"To be fully seen by somebody, then, and loved anyhow—this is a human offering that can border on miraculous."
— Elizabeth Gilbert, Committed: A Skeptic Makes Peace with Marriage
|
|
|
and thus, their story started. . . . .
KEHENINGAN dan kegelapan adalah dua hal pertama yang menyambut Joyce begitu dia melangkah memasuki pintu depan rumahnya yang tidak terkunci. Waktu pada jam yang melingkar di pergelangan tangannya menunjukkan hampir pukul sebelas malam. Perempuan itu menutup pintu di belakangnya dengan perlahan lalu berjalan melintasi ruang depan untuk menuju tangga yang akan mengantarnya ke kamar. Seluruh persendian tubuhnya terasa begitu penat dan dia ingin segera beristirahat. Berendam di tengah malam sepertinya akan membantunya merasa rileks.

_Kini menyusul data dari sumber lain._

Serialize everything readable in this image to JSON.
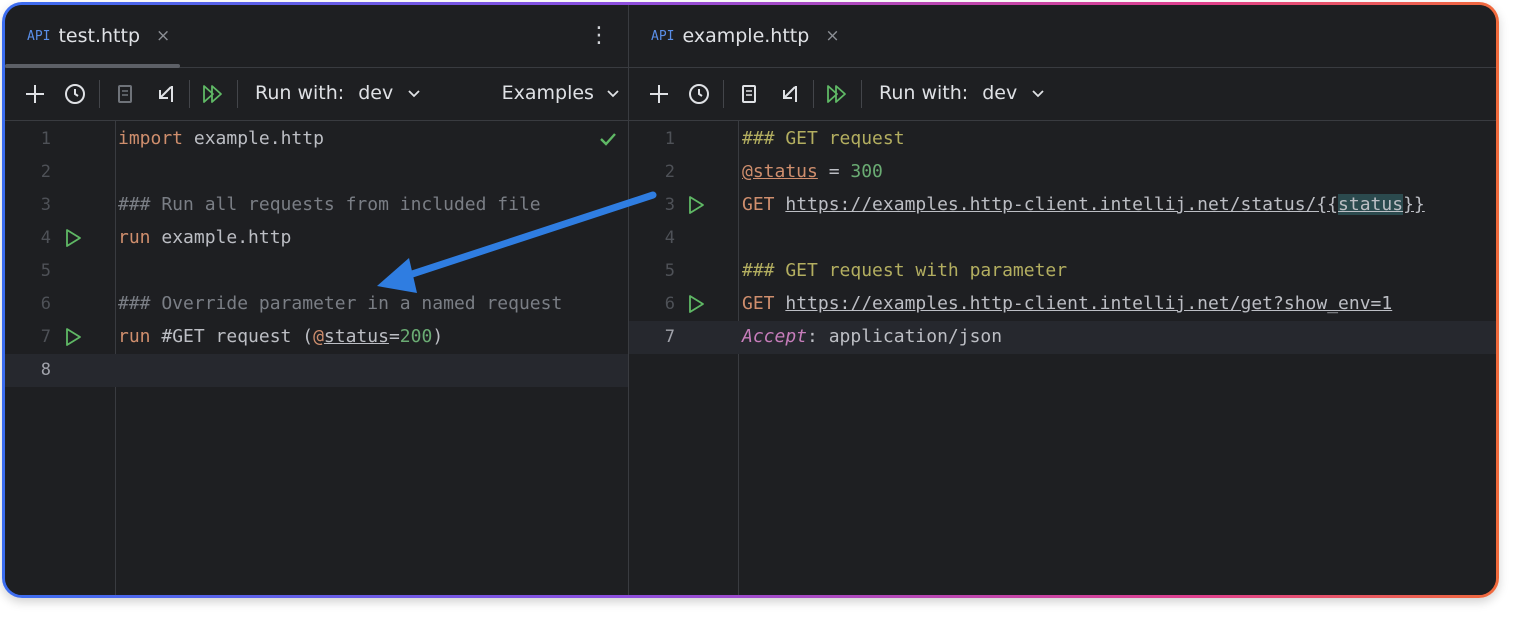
{
  "left_pane": {
    "tab": {
      "api_badge": "API",
      "name": "test.http",
      "close": "×"
    },
    "menu": "⋮",
    "toolbar": {
      "run_with_label": "Run with:",
      "env": "dev",
      "examples_label": "Examples"
    },
    "lines": [
      {
        "number": "1",
        "t1": "import",
        "t2": " example.http"
      },
      {
        "number": "2"
      },
      {
        "number": "3",
        "comment": "### Run all requests from included file"
      },
      {
        "number": "4",
        "t1": "run",
        "t2": " example.http"
      },
      {
        "number": "5"
      },
      {
        "number": "6",
        "comment": "### Override parameter in a named request"
      },
      {
        "number": "7",
        "t1": "run",
        "t2": " #GET request (",
        "t3": "@",
        "t4": "status",
        "t5": "=",
        "t6": "200",
        "t7": ")"
      },
      {
        "number": "8"
      }
    ]
  },
  "right_pane": {
    "tab": {
      "api_badge": "API",
      "name": "example.http",
      "close": "×"
    },
    "toolbar": {
      "run_with_label": "Run with:",
      "env": "dev"
    },
    "lines": [
      {
        "number": "1",
        "header": "### GET request"
      },
      {
        "number": "2",
        "t1": "@status",
        "t2": " = ",
        "t3": "300"
      },
      {
        "number": "3",
        "t1": "GET",
        "t2": " ",
        "url": "https://examples.http-client.intellij.net/status/{{",
        "urlvar": "status",
        "url_end": "}}"
      },
      {
        "number": "4"
      },
      {
        "number": "5",
        "header": "### GET request with parameter"
      },
      {
        "number": "6",
        "t1": "GET",
        "t2": " ",
        "url": "https://examples.http-client.intellij.net/get?show_env=1"
      },
      {
        "number": "7",
        "t1": "Accept",
        "t2": ": application/json"
      }
    ]
  },
  "colors": {
    "background": "#1e1f22",
    "keyword": "#cf8e6d",
    "comment": "#7a7e85",
    "request_header": "#b3ae60",
    "variable": "#c77dbb",
    "number": "#6aab73",
    "run_icon": "#5fb865",
    "annotation_arrow": "#2f7de1"
  }
}
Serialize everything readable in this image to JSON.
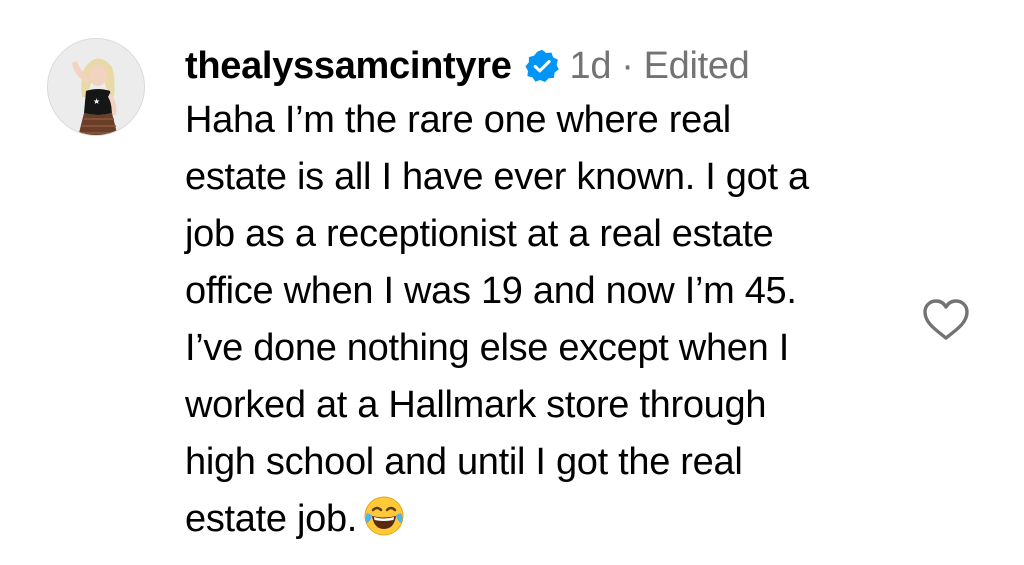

Tapi kelihatannya hal tersebut tidak akan dia dapatkan semudah itu karena begitu kakinya hendak menjejak pangkal anak tangga, terdengar suara seseorang yang menekan saklar lampu ruang tengah dan membuat ruangan yang tadinya remang-remang jadi terang benderang.
"Kenapa jam segini baru pulang?" Berdiri sambil menyandarkan salah satu bahunya pada sekat dinding yang memisahkan ruang tengah dengan ruang makan, Jeffrey bertanya.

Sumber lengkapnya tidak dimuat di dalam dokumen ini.